Fractures internes croissantes entre les milices irakiennes
L'assassinat d'Abu Mahdi al-Muhandis, commandant de la milice irakienne, ainsi que du soldat iranien Qassem Soleimani dans une attaque de drones américains, a laissé un vide de pouvoir dans la milice irakienne. Ces morts ont mis au défi les milices soutenues par l'Iran en Irak, où les Etats-Unis veulent renverser l'influence de leur ennemi régional Téhéran.
Ce vide a été comblé par Abdul Aziz al-Mohammedawi, un commandant de milice irakien formé en Iran. De nombreux miliciens pro-iraniens espéraient que ce serait la solution à leurs problèmes, et qu'Al-Mohammedawi, connu sous le nom de guerre d'Abu Fadak, remplacerait Al-Muhandis en tant que chef général des groupes paramilitaires irakiens.
Bien au contraire. Diverses factions ont refusé de reconnaître Abu Fadak comme le commandant du groupe de coordination de la milice irakienne, les Unités de mobilisation populaire (PMF), et même au sein de son propre groupe, le Kataïb Hezbollah, certains s'opposent à ce qu'il prenne les rênes.
Le PMF est apparu à la mi-2014 comme un ensemble de milices, principalement chiites, mais comprenant également des factions chrétiennes et sunnites. Ils sont nés pour faire face à l'offensive de Daesh sur Bagdad, après que le principal religieux musulman chiite d'Irak, le Grand Ayatollah Ali al-Sistani, ait appelé tous les hommes capables à prendre les armes contre les militants sunnites. Ces milices soutenues par le gouvernement jouent un rôle essentiel dans la défense de la capitale irakienne. Le soutien iranien est également crucial pour maintenir ces groupes, en particulier pour organiser les PMF et fournir des équipements, des formations et un soutien logistique.
Aujourd'hui, selon l'agence de presse Reuters, des sources au sein des factions du PMF soutenues par l'Iran et des commandants de groupes moins proches de Téhéran décrivent des fractures croissantes sur le leadership iranien et une réduction des financements.
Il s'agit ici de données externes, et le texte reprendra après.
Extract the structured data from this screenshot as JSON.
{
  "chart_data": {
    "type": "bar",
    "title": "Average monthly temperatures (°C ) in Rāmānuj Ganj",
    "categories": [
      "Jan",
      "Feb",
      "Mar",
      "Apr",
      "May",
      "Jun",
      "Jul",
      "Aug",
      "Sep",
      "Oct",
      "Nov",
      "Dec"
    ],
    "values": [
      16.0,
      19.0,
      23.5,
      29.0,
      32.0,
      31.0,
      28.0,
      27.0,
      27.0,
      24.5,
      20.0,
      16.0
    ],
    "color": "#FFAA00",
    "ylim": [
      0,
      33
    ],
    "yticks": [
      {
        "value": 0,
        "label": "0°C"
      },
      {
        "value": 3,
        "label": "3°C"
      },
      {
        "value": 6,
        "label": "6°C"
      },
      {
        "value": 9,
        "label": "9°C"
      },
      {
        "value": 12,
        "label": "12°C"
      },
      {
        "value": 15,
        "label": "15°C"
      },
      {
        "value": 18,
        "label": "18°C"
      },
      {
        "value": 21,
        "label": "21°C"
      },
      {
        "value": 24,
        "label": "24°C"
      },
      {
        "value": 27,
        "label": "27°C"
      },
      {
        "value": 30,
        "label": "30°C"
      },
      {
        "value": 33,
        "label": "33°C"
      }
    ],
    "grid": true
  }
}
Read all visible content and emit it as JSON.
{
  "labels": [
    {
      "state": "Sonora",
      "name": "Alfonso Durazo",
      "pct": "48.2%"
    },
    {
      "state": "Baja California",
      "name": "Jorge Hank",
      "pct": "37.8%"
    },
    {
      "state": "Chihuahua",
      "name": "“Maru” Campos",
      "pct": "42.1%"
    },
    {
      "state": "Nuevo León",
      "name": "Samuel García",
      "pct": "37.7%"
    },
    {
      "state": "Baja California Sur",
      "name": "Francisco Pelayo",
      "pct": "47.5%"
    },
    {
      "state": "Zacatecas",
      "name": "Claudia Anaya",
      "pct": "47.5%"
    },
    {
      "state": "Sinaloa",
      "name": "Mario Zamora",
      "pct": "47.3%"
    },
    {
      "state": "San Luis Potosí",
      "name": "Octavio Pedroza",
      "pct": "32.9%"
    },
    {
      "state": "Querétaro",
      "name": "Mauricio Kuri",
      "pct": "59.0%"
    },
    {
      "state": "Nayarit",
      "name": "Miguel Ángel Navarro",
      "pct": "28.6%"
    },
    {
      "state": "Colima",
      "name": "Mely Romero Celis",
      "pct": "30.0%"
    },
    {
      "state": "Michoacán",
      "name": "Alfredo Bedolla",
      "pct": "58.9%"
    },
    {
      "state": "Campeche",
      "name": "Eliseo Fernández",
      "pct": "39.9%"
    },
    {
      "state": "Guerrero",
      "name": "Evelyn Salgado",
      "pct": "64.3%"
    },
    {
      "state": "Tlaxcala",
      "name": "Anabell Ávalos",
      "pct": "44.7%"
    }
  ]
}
Le PMF est financé par l'État irakien et comprend des dizaines de milices, pour la plupart chiites, d'allégeances diverses, mais il est dominé par des factions ayant des liens étroits en Iran, notamment le Kataïb Hezbollah d'Al-Muhandis. Le PMF se compose d'environ 40 organisations de bénévoles, dont l'Organisation Badr, Asaib Ahl al-Haq et des unités kurdes appartenant au gouvernement régional du Kurdistan.
La lutte pour la direction du PMF a ouvert la porte à la confrontation. Le Kataïb Hezbollah a annoncé en février que Mohammedawi prendrait la direction militaire du PMF, mais les factions au sein de ce groupe s'y opposent fortement, notamment en raison du changement d'alliances que Mohammedawi a opéré.
Ces fissures qui se sont ouvertes dans les milices ont accéléré leur retrait de la scène politique, où leurs dirigeants, qui ont occupé des postes gouvernementaux et des sièges au Parlement, se cachent par crainte d'être tués par les États-Unis et font face à la dissidence anti-iranienne dans les rues.
Touchées, mais pas coulées, les milices ont intensifié leurs attaques contre les forces dirigées par les États-Unis en Irak. Les autorités militaires et diplomatiques occidentales affirment que cela augmente la possibilité d'une escalade entre Washington et Téhéran.
Ces divisions signifient que les groupes commencent à organiser des attaques de leur propre chef, comme l'attaque de la base militaire de Taji. Cette attaque a tué deux soldats américains et un soldat britannique à la mi-mars.
D'autres factions, plus proches du grand ayatollah Al-Sistani, qui ne se réjouissent pas de l'hégémonie iranienne sur le PMF, ont également rejeté publiquement la prétention de Mohammedawi à diriger les milices. Al-Sistani est un fervent défenseur de la séparation entre l'islam et l'État et donc contraire à la vision du leader iranien Khamenei.
Ce groupe serait favorable à une union entre l'armée irakienne et les milices, une mesure qui réduirait considérablement les liens avec l'Iran. Cependant, selon Reuters, aucun de ces mouvements ne peut être rendu officiel avant la mise en place du nouveau gouvernement.
Le mois dernier, le président Barham Saleh a nommé Adnan al-Zurfi, auquel s'opposent les commandants des milices, au poste de Premier ministre car il a toujours été accompagné d'une complaisance envers les États-Unis.
Le Kataïb Hezbollah a averti il y a quelques semaines qu'il combattrait toute force qui coopère avec Washington pour attaquer les milices.